I can only speculate that the facade perpetuated by the "D word" and her daughter were maintained until the bitter end, but I am grateful for the fact that my brother and I survived and escaped the living hell she put us through. I can only hope that after we were removed, she didn't take in more children to harm.
I came forward about some other harms done to us, but was attacked, blamed, and shamed. I was told to keep my mouth shut or else there would be consequences. And the consequences wouldn't have even impacted me. In fact, it would have freed me from another living hell. But yet again, I was forced to maintain a facade for their sake, and keep the feelings of shame, fear, and resentment inside for many years. Another time, I came forward to a friend about further harms that someone was causing me, but the response was, "Are you sure you want to go down that road? Because that is quite an accusation to make. That would ruin ________'s reputation." Again, the harm was minimized, and the integrity of my abuser was deemed more important than mine. Today, I am at peace with never facing those dark realities, because at the end of the day, I am here, and I survived.
The ability to survive, cope, and thrive through repeated abuse, trauma, violence, and neglect is called resilience. Until I came out the other end and accepted my resilience, I was ashamed, fearful, and resentful. I hated everything that was done to me. I coped for many years by being a perfectionist, maintaining the perfect appearance, and appearing to have my life together with a good career, a nice car, nice clothes, and a presentable appearance. In reality, I was spiritually broken inside, and felt like an actor in my own life. No one knew the harmful thoughts, negative perspective, or resentments I held inside. Those thoughts and feelings kept me from feeling deserving of nice things and the gifts of life. They leaked through in my relations with family and friends, and kept me from living in peace and serenity.

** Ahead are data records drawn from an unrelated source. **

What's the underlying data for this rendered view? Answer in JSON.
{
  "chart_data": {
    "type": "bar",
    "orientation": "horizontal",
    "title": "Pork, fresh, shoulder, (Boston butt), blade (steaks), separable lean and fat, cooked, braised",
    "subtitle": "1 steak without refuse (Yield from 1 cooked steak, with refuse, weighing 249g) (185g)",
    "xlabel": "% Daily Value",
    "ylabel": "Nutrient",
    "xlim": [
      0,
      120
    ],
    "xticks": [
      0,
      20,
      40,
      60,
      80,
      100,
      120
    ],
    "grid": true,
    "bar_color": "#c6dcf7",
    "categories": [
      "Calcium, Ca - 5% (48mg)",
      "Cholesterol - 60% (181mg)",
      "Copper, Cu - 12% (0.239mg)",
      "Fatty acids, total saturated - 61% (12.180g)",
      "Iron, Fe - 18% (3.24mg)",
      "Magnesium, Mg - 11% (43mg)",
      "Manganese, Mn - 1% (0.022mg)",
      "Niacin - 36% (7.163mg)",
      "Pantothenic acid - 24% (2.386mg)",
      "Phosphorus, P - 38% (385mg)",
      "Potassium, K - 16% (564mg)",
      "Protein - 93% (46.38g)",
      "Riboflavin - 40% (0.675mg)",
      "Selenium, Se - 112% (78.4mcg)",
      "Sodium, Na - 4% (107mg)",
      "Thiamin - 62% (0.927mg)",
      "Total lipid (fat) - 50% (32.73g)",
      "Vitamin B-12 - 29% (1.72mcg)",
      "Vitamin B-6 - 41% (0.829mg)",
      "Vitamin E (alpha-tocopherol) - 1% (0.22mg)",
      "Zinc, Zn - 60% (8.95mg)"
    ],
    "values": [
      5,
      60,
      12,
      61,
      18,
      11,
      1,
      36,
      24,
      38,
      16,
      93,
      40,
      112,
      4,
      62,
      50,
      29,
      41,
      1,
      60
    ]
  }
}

It wasn't until a few months of sobriety and following a program of recovery that I had an opportunity to look into myself/my character defects and find a way to let them go. Opening up has been freeing and today I can honestly say that I no longer feel like an actor, and am at peace.
I hope this gives you a bit of insight into some of the impacts of trauma and abuse, and starts a conversation. If you have been hiding some dark secrets of your own, I hope you find the courage to share them with someone you trust so that you can also heal and lead a peaceful life with integrity. If after reading this, someone comes to you about something deep, dark, and ugly, believe them and listen to your heart.
Thanks again for reading xo
well done Gabby, May your future hold honest, loving witness whenever you honour another with your truth. You speak eloquently and with heart to the complicated webs of abuse, all the obstacles victims face on their healing journey. Thank you.